The fallout has spread across social media, as Amazon consumers have said their accounts had been closed without reasons offered by the company — other than it has “sole discretion” over who gets to buy and who doesn’t. Said Chris McCabe, a former policy enforcement investigator with Amazon and now a consultant at ecommerceChris.com, the bans come when “you’re creating a lot of headaches for Amazon.”

Amazon managers have said the company will shutter accounts based on what it might deem excessive refund requests or sending back the wrong items. Some of the activities and items that may get flagged more often than others, said the WSJ, include returning items for reasons other than what the vast majority of returns for the same product might cite.

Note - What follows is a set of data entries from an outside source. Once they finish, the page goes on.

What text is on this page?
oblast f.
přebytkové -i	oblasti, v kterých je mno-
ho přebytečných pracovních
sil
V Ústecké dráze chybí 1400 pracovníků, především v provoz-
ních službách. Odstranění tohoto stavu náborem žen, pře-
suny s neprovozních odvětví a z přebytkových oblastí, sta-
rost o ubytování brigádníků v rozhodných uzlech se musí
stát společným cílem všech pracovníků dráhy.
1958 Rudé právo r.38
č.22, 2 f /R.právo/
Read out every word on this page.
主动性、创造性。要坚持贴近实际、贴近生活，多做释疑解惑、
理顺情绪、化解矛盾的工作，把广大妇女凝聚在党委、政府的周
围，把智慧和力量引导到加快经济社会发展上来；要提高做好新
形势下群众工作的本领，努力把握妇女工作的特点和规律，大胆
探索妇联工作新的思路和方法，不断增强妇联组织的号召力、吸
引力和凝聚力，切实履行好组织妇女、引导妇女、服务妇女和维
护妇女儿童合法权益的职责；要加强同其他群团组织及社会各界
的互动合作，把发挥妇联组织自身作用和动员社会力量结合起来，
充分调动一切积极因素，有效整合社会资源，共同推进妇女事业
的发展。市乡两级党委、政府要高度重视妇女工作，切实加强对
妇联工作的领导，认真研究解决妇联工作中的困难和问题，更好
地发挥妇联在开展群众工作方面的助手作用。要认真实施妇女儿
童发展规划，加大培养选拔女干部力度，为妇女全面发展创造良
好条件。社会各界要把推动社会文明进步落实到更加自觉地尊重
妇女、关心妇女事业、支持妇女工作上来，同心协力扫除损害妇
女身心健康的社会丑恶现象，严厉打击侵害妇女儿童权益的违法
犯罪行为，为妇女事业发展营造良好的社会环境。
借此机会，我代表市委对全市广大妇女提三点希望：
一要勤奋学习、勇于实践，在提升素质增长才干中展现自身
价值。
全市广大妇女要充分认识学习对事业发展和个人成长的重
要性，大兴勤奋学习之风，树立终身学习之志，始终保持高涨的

“We want everyone to be able to use Amazon, but there are rare occasions where someone abuses our service over an extended period of time,” the spokesman said. “We never take these decisions lightly, but with over 300 million customers around the world, we take action when appropriate to protect the experience for all our customers.”

Amazon’s policy is not without echoes across other retailers. As noted, one firm, known as The Retail Equation, was hired by JCPenney and Best Buy to create “risk scores” for customers, eyeing returns.